If Mothers Led the World

by ihidemychocolate

nigeria-boko-haram-580

Whither Hope?

Remember the Nigerian girls? The 200+ girls that went to school to take their exams and were abducted by the Islamist terrorist group Boko Haram (“Western Education is Sin”)? The story that took weeks to hit the front page until outrage took the form of a brief-but-intense social media frenzy with #BringBackOurGirls? Three months have passed since the kidnapping and the girls are still not rescued. What are those mothers going through? Good God! Those poor mothers.

Since the kidnapping of the girls, the next event that transfixed me with horror was the death of the three missing Jewish teens that led to the eye-for-an-eye death of the Palestinian teen, escalating the latest violence in the Israeli-Palestinian conflict. Can you imagine saying good-bye to your child in the morning and them not coming home? Ever? Good God! Those poor mothers.

The thing is, I can imagine. I do imagine. It’s my biggest fear. Bringing home my newborn and hovering over her several times every night — every night for months! — to make sure she’s still breathing. Checking in with my son the first time he is home alone without a babysitter and then the first time he IS the babysitter. Putting my daughter on an airplane for her first international trip on her own. I pray he is safe. I pray she comes home. I worry that the world will see ever more conflict and that my children will be called upon to fight as soldiers. Good God! Whither peace? Don’t THEY love their children too?

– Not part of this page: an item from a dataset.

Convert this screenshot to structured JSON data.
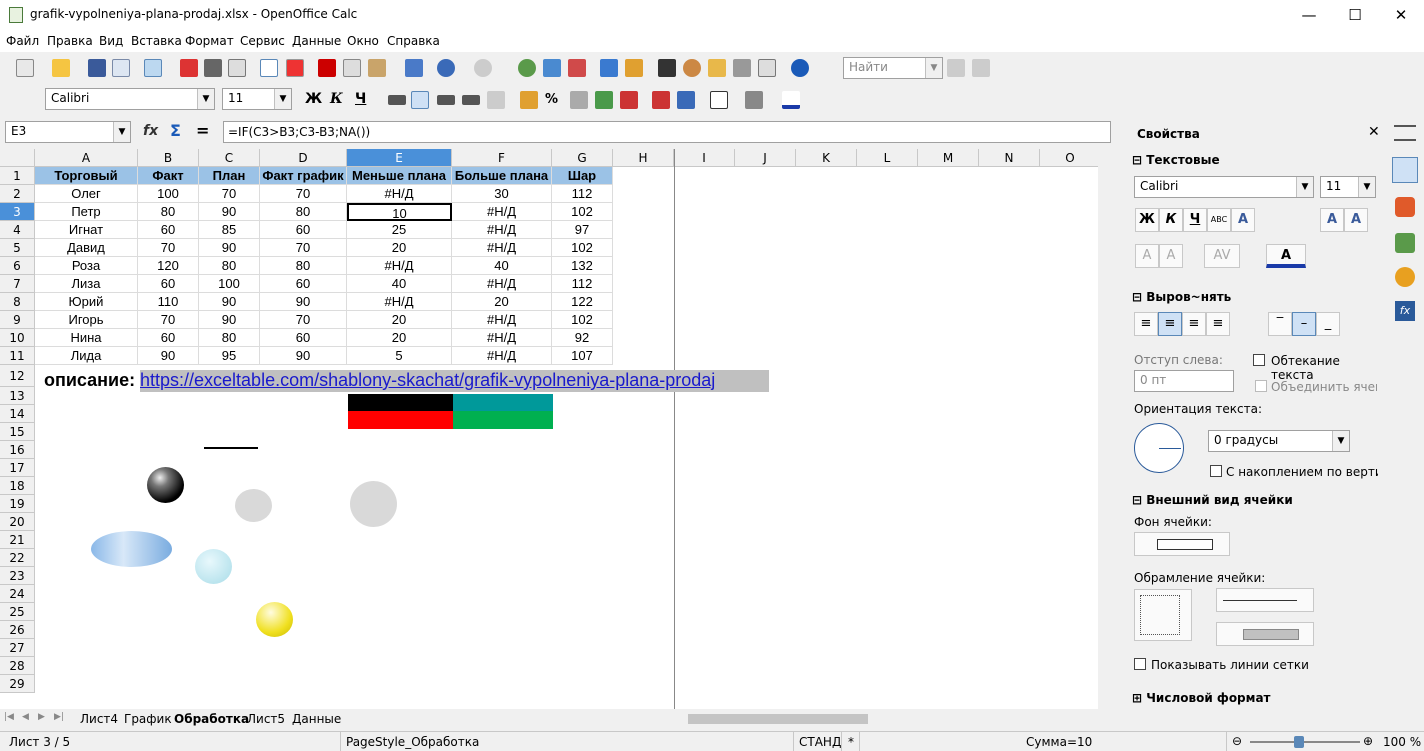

Don’t you think there would be less conflict if mothers were the leaders of the world? I guess we are too smart or too busy or too subjugated. I know, I know. I know that mothers don’t have a lock on compassion and wisdom and I know many non-parents who are compassionate and wise. But Good God! Imagine if the leaders in power filtered their decision-making through the lens of having children. Because then the overriding question governing all decision-making would be: “What is best for our children? How will this action improve their future?” Ego would diminish. The differences between us would diminish. We would lead with our hearts, with compassion and tolerance and empathy. And wisdom.

It seems a lofty but unattainable goal. Even the pacifist Caesar in the latest blockbuster Dawn of the Planet of the Apes comes to a pragmatic and tragic understanding that the fear of what is different and the desire for power will lead to distrust and war. Spoiler alert, there is no hope at the end of that movie. Well, I take that back. There are the sons, both human and ape.  (Where are the daughters?)

Whither hope? It is in our children. We nurture them. We teach them. We love them. We hope. We hope they will be able to create a peaceful future where girls can go to school and boys of different religions can appreciate what is holy in all beings as they set aside their differences to save our Earth.